Les COP prennent fin au 31 décembre, mais leur renouvellement éventuel
sera discuté en automne lors du prochain COPIL. Les projets pourraient
alors être mis en concurrence avec d’autres, dont ceux des cumulards par
exemple. Deux visions du monde et du rapport à la terre s’y
confronteront : d’un côté une production partagée visant à nourrir des
mouvements de lutte, et de l’autre une vision économique peu soucieuse
de la nature ; d’un côté un bocage vivant habité d’une diversité de
personnes et d’activités (sociales, culturelles, artisanales,
agricoles), de l’autre une campagne consacrée à des exploitations
agricoles et à une fonction de dortoir pour urbains ; d’un côté un soin
porté au lien avec ce qui nous entoure, de l’autre une agriculture
industrielle qui en fait fi. Nous pourrions continuer cette liste
indéfiniment...

Plusieurs voies s’offrent à nous dans cette idée de gestion collective
et pérenne, parmi lesquelles la conclusion d’un bail emphytéotique
collectif ou l’achat commun des terres. En attendant, d’autres étapes
sont à franchir, particulièrement à l’heure où l’État affirme vouloir
vendre les terres à l’amiable au Conseil Départemental dans les mois à
venir. Il n’est pas tenable que le président du Conseil Départemental,
Philippe Grosvalet, qui pendant des années a été l’un des plus virulents
porteurs du projet d’aéroport, puisse racheter les terres de la ZAD
qu’il voulait faire disparaître sous le tarmac.

- Concernant les habitats toujours debout, la vigilance est de mise,
leur inexpulsabilité restant relative. La DDTM a martelé lors des
différents RDV avec la délégation qu’il y a toujours trop d’habitats
dispersés, y compris sur les terres sur lesquelles nous avons déclaré
des activités, et que cette question devra se régler directement avec
les communes. Dans le but de déjouer leur stratégie qui considère
aujourd’hui uniquement l’aspect agricole de la ZAD, nous avons également
déposé un dossier de demandes de conventions pour les habitations,
inculant des habitant.e.s historiques qui sont à l’heure actuelle
toujours sans droits ni titre et donc sans garanties pour la suite.

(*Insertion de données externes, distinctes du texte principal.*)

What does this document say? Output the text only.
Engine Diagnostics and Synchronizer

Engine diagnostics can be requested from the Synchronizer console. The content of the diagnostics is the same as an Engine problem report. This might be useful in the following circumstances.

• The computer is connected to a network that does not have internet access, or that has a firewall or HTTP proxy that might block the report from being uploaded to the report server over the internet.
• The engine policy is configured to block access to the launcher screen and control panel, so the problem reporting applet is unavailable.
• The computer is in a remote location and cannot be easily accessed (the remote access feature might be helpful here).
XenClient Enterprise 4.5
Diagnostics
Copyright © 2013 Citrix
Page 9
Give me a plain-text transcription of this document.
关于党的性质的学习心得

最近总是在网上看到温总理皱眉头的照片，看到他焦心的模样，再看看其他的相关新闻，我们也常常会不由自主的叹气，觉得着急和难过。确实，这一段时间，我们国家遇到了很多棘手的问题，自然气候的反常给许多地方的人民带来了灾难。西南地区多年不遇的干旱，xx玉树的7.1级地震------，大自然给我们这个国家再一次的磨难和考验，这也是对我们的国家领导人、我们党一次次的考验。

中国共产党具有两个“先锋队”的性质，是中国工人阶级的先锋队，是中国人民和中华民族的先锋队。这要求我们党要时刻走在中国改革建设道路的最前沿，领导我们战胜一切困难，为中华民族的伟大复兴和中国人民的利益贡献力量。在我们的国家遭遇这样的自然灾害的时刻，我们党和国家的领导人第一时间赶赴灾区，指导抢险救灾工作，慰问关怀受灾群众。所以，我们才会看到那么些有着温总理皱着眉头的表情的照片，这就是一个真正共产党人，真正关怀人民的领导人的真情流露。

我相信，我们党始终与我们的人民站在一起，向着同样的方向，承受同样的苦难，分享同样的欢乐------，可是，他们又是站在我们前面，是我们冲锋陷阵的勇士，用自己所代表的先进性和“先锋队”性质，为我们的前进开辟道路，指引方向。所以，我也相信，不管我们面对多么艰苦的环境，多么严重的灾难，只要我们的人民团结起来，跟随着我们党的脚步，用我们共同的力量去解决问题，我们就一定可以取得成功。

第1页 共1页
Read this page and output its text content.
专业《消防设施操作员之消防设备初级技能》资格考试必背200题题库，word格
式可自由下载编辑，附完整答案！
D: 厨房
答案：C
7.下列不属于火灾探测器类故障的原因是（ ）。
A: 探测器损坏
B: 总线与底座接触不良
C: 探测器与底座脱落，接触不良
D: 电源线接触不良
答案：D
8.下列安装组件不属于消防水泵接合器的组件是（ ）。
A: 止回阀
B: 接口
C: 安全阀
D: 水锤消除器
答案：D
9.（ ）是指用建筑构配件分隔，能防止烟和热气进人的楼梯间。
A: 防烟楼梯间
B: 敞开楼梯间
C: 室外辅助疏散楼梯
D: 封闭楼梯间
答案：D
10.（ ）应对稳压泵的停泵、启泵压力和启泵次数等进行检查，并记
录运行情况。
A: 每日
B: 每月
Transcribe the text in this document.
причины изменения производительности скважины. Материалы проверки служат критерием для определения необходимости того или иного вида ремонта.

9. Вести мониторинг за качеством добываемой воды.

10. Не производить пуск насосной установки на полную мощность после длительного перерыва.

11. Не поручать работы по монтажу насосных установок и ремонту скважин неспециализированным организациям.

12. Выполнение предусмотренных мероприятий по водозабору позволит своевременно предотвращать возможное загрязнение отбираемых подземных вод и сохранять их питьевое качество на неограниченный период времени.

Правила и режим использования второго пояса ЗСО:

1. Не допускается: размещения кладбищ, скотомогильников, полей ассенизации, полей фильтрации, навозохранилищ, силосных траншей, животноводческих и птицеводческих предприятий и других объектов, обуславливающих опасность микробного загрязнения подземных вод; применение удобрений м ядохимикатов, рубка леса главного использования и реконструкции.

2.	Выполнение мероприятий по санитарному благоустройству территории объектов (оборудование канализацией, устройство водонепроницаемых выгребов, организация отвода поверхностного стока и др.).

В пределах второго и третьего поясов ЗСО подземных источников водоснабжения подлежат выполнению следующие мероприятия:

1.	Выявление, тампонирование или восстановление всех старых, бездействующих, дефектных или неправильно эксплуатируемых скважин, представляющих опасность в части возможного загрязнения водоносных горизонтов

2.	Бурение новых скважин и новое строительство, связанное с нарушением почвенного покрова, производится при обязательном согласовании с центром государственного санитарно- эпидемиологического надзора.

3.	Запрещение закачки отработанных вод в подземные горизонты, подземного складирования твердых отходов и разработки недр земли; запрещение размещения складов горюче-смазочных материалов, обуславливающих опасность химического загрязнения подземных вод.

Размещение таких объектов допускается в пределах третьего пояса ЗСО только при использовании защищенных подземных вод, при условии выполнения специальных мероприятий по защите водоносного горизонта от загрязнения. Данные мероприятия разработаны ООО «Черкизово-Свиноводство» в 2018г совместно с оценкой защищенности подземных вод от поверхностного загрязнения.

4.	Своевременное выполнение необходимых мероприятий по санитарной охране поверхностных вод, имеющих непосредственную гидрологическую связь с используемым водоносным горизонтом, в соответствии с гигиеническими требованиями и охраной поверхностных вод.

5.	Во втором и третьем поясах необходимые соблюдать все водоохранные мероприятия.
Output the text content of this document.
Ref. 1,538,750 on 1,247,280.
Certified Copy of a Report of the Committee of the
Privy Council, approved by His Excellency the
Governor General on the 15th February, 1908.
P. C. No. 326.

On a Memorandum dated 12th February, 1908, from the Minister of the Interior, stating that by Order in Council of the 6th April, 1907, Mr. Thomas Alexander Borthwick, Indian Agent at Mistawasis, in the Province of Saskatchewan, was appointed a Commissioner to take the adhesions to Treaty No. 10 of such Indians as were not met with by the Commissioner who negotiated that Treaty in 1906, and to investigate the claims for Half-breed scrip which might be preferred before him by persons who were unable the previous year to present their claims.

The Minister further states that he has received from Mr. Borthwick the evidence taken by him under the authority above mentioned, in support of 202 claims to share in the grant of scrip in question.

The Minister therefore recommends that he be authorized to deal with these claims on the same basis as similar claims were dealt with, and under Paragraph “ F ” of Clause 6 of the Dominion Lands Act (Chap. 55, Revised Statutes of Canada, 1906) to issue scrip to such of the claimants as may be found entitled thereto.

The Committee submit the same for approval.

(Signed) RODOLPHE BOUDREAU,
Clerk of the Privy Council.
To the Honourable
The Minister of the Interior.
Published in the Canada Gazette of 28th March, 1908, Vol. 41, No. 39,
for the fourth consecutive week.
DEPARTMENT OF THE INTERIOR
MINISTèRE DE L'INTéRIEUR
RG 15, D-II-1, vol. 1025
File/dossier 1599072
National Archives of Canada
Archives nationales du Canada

- Une bataille parallèle sur les bois et forêts est également à mener :
si l’ONF ne s’est pas encore prononcé sur sa volonté concernant la
gestion des terres forestières de la ZAD, un gros syndicat de
groupements forestiers privés lorgne sur ces parcelles. De la même
manière que pour les terres agricoles, nous allons continuer à lutter
pour que ces espaces restent dans un usage collectif et autant que
possible non-marchand.

- Pour les projets artisanaux, culturels et sociaux, qui font autant
partie de nos vies que nos activités agricoles, nous n’avons toujours
pas de calendrier.

Le rapport au monde que l’on défend ne rentrera jamais, ni dans le cadre
étatique, ni dans une fiche. C’est pourquoi nous devrons toujours
batailler pour lui, comme nous avons bataillé hier contre le bétonnage.
Face à ce monde, la nécessité de rester une zone en lutte est toujours
aussi criante, et c’est tant mieux. Bien qu’il n’y aura pas d’aéroport
dans ce bocage, nous devons continuer à nous battre contre le monde qui
le voulait : contre les contrôles imposés par les cadres agricoles
classiques et l’agrandissement des exploitations, contre un aménagement
du territoire en métropoles, contre la destruction du vivant, contre les
inégalités criantes de ce monde, etc., et qu’ainsi, notre avenir commun
dans ce bocage prenne une nouvelle ampleur.